Can you add the self signed certificate to the remote computers trust store? Then you wouldn’t need to disable the certificate verification.

If you want to go the public certificate route:

LetsEncrypt certificates are only valid for 90 days. They are typically setup to use automated renewal which will not work on the EPIC. If you want to use LetsEncrypt, then it would be best for your customer to setup a separate device/server with nginx on the local network to reverse proxy to the PR1 and have the certbot scripts installed for automated renewal. The reverse proxy would be exposed to the internet and the EPIC would not. The reverse proxy will need to trust the self-signed cert of the PR1.

You should not need to install any certificates in the remote computers trust store since LetsEncrypts CA should already be trusted.

If unable to do the automated route, then the other option is to purchase a certificate from another CA which are valid for 1 year, which would lower the labor costs of renewing the certificate every 90 days.

1 Like

This. ^

There are, as @philip points out, so many pain points with the LetsEncrypt route.
Far better to spin up a new cert on the EPIC and install that in the computers trust store.
If you want to go this route, I again refer you to the link I posted before: http://developer.opto22.com/epicdev/browserssl/

Ok…thanks for being patient with me. I was thinking I could use SSH.

If the customer pushes us to the public certificate route, I’m finding that you need a domain name of the server hosting the site. Since the EPIC is behind a gateway router and has a non-routable IP address and is not necessarily hosting a webpage what do you use?

When you say add the “self signed certificate” to the remote computers trust store… do you mean the one that is created in groovManage here:

You can download the currently used self-signed certificate by clicking the Download Public Certificate. This will be in PEM format, you may need to convert this to another format depending on the remote systems needs (there are web converters you can use - it is safe, as it is a public certificate). If the system is windows, then you want p7b format. Then you can open the certmgr and add the certificate to the Trusted Root Certification Authorities.

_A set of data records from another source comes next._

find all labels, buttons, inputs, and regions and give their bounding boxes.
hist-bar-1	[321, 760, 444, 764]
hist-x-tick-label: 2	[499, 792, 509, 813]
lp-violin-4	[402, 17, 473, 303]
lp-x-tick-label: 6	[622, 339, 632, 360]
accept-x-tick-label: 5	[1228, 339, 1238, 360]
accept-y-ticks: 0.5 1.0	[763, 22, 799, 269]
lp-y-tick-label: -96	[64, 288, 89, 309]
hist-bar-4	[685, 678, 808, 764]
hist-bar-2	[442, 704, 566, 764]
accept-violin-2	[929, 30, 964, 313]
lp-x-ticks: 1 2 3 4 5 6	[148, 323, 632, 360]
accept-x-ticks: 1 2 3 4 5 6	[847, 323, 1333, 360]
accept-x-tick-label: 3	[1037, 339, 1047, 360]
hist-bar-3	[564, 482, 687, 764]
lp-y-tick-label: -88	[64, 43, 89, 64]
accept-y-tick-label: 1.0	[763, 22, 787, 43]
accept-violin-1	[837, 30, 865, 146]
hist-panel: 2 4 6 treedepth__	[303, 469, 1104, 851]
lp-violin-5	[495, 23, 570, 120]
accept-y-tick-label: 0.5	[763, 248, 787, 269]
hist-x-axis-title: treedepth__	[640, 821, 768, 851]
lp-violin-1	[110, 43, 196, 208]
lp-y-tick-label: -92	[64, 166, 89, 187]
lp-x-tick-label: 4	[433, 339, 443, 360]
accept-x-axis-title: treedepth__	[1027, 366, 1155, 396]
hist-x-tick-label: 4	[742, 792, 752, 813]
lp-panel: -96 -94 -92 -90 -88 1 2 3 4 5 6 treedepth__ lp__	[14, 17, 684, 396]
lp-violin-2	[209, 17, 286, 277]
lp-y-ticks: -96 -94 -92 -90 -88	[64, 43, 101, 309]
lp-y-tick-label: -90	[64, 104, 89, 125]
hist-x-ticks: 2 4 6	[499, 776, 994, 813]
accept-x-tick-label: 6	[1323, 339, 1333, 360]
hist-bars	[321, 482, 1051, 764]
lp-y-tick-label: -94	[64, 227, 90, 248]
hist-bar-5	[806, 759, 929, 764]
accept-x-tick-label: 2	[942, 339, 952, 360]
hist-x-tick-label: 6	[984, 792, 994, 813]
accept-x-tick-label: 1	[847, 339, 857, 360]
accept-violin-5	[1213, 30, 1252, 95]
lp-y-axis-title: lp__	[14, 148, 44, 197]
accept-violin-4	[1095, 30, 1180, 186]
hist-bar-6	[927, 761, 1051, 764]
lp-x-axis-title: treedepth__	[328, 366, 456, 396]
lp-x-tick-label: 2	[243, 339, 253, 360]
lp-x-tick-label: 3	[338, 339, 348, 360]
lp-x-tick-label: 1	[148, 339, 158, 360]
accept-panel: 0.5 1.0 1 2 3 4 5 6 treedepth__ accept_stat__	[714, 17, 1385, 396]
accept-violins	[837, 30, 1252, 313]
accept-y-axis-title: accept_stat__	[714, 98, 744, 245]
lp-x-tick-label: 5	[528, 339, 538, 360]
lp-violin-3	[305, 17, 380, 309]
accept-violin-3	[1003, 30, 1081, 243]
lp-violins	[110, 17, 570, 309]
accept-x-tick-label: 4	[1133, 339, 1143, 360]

The built-in self signed certificates common name will be something like opto-00-00-00, since the remote system will likely not be able to resolve that, you may need to add that to the remote systems host file or add the entry to the local DNS server. That will prevent invalid common name errors with the certificate. If you must connect via IP address, then you will need to create a certificate with the IP address that the remote system uses to access the PR1 as the common name and add that as the server certificate for the PR1 (or you can create the certificate with the opto-00-00-00 as well as the IP in the Subject Alternative Name). To create that cert you would probably want to use something like openssl to create it.

Also note the expiration date of the self-signed certificate so you can do this all over again in a couple years. Fun!

With the help of someone who is versed in this, we were able to successfully setup a public certificate using ZeroSSL. He also configured a domain name to point at our gateway router.

Using the combination of the domain name and port forward rule I configured on the router I can get to the EPIC from the outside using HTTPS.

I can also use Postman configured with “Enable SSL certificate verification” set ON and send POST request successfully.

The only thing that is not working now is my node-red-contrib-pac read and write nodes will not connect to the EPIC controller. The error is “Unable to get issuer cert locally”

image

Sounds like outside access is Ok since you can now check the cert, but internally the certificate can not be checked, so fails.
Did you try removing the ‘cert.pem’, ie leave the field blank?
You are using an API key value from a user that has PAC Control REST permission? (Set in groov Manage).

EDIT. If you are running Node-RED on the same PR1 as the PAC Control strategy, you must use ‘localhost’ not the IP address as shown in your screenshot.

Thanks Beno. The localhost change worked.